A. Similar to C75, M133 inhibits fatty acid synthesis and is cytotoxic to human breast, colon, and ovarian cancer cells that express high levels of fatty acid synthesis.

B. M133 does not cause significant weight loss similar to C75 because it does not stimulate fatty acid oxidation. C. M133 is potent against the HCT116 human colon cancer xenografts. D. M133 is a novel thiazolidinedione (TZD) derivative, a class of compounds used widely in the treatment of diabetes. As such, M133 could prove to be a relatively non-toxic compound with significant anti-tumor efficacy against a wide variety of human cancer. E. M164 is a second novel TZD derivative with significant in vitro and in vivo anti-tumor activity.

REPORTABLE OUTCOMES 1. Publications: We are planning an abstract for the AACR meeting in 2008. 2. Degrees obtained: Minerva Hughes who synthesized these compound obtained her Ph. D. in Chemistry from the Johns Hopkins University. 3. Patents: We are in discussions over a patent for these compounds (composition of matter patent) for M133 and M164. The structures are patentable since they have not been previously synthesized. 4. Based on these data, we plan to apply for NIH funding during the following year in collaboration with the Townsend chemistry laboratory at JHU. CONCLUSIONS Fatty acid synthase (FAS) is upregulated in most common human carcinomas. Inhibition of FAS has led to apoptosis in a variety of human cancer cell lines, and C75 has had significant anti-tumor activity in breast, prostate, colon, lung, and mesothelioma xenografts. Understanding the mechanism of cytotoxicity of FAS inhibitors is key to both the basic understanding of the biology and development of FAS as a drug target. Through this exploration of the mechanism of action of C75, we now have a novel class of potent TZD derivatives which may be useful for the treatment of a wide variety of human cancers.

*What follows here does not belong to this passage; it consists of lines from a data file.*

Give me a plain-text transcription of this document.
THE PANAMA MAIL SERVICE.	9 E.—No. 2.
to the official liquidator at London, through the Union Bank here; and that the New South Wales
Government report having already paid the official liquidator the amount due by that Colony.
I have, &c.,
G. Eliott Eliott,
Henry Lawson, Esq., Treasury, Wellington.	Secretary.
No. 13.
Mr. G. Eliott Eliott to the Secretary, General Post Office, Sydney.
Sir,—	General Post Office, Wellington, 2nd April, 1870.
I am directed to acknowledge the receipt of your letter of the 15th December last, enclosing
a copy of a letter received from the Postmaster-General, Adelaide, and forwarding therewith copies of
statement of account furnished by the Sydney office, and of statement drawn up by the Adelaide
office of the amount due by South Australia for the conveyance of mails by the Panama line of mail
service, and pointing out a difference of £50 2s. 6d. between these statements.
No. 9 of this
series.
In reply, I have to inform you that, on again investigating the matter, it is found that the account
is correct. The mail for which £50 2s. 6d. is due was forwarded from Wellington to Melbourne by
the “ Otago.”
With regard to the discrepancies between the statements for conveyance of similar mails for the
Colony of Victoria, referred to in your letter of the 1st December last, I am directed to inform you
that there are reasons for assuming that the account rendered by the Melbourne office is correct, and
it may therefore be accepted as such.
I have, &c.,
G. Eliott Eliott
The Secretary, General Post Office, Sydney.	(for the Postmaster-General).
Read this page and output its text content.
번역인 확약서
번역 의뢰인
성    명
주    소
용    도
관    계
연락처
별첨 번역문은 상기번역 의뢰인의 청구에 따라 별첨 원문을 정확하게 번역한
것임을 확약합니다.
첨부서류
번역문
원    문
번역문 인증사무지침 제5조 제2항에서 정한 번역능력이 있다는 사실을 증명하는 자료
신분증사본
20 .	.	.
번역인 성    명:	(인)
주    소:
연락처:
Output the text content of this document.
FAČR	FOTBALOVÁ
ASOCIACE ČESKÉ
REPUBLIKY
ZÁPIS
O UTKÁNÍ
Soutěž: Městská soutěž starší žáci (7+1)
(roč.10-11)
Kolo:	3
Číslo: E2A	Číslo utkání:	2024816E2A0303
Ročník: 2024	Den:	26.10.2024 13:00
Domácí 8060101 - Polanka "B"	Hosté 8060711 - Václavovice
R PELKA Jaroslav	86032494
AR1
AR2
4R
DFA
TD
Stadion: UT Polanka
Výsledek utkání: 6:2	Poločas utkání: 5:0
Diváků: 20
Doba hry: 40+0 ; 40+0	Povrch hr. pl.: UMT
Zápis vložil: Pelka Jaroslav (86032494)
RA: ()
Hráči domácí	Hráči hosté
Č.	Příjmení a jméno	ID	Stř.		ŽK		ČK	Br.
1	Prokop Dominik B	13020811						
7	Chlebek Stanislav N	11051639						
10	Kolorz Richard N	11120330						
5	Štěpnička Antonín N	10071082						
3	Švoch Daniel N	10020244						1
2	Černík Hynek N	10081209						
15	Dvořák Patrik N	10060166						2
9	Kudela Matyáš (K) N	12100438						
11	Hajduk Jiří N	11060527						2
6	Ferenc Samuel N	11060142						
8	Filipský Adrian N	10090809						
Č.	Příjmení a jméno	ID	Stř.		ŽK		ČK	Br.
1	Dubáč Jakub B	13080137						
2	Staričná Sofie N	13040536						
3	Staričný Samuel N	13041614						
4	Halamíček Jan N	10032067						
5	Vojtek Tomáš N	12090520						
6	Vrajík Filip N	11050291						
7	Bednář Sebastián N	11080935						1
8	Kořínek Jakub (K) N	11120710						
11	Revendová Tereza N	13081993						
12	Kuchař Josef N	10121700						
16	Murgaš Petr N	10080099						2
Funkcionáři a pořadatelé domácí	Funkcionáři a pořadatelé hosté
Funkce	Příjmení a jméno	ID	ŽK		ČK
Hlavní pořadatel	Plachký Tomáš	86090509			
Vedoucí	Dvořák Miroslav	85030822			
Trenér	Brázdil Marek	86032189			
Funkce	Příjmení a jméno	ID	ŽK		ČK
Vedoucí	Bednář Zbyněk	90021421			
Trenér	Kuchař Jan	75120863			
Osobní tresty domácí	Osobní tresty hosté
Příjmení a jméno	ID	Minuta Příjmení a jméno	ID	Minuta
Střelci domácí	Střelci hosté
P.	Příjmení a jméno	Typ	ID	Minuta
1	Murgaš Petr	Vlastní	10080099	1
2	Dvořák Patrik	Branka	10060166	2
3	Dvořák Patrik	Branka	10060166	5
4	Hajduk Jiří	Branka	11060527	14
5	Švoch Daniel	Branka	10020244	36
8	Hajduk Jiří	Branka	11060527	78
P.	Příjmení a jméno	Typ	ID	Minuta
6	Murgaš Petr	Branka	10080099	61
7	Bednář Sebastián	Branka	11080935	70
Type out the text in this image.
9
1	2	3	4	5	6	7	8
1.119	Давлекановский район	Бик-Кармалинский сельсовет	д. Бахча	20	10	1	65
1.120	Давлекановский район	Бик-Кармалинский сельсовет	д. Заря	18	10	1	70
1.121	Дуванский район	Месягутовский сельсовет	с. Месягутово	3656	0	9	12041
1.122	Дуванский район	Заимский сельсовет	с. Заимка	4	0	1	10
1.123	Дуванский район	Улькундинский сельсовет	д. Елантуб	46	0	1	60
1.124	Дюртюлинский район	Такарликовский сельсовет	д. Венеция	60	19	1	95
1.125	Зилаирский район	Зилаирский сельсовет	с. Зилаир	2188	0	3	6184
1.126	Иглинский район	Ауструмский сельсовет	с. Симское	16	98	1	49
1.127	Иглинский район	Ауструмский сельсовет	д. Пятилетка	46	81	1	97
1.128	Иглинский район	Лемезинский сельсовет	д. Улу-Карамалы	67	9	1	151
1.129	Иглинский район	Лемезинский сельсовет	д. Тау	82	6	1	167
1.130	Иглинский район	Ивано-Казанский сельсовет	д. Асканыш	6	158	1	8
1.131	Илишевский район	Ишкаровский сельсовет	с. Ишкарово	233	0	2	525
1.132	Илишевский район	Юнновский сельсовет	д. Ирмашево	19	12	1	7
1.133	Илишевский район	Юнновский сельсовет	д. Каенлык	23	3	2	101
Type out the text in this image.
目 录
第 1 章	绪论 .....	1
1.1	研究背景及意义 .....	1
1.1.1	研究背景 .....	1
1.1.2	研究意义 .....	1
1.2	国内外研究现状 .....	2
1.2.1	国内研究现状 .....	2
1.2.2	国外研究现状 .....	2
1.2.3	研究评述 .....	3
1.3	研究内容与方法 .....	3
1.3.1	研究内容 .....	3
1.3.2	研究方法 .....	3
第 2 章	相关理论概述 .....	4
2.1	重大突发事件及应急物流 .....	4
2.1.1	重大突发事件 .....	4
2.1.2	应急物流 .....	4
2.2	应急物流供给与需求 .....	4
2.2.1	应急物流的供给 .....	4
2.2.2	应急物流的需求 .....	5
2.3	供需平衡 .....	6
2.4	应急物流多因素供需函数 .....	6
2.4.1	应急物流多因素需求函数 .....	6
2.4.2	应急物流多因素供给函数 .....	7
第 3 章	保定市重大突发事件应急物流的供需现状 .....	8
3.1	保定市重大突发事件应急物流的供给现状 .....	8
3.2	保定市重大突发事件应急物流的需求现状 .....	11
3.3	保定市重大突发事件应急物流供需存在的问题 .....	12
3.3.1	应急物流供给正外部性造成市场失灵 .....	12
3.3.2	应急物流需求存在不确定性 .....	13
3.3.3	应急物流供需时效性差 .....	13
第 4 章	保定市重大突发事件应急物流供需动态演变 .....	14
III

REFERENCES 1. Elstner E, Muller C, Koshizuka K, Williamson EA, Park D, Asou H, Shintaku P, Said JW, Heber D, and Koeffler HP. Ligands for peroxisome proliferator-activated receptorgamma and retinoic acid receptor inhibit growth and induce apoptosis of human breast cancer cells in vitro and in BNX mice. Proc Natl Acad Sci U S A 95: 8806-8811, 1998. 2. Kitamura S, Miyazaki Y, Shinomura Y, Kondo S, Kanayama S, and Matsuzawa Y. Peroxisome proliferator-activated receptor gamma induces growth arrest and differentiation markers of human colon cancer cells. Jpn J Cancer Res 90: 75-80, 1999. 3. Kubota T, Koshizuka K, Williamson EA, Asou H, Said JW, Holden S, Miyoshi I, and Koeffler HP. Ligand for peroxisome proliferator-activated receptor gamma (troglitazone) has potent antitumor effect against human prostate cancer both in vitro and in vivo. Cancer Res 58: 3344-3352, 1998.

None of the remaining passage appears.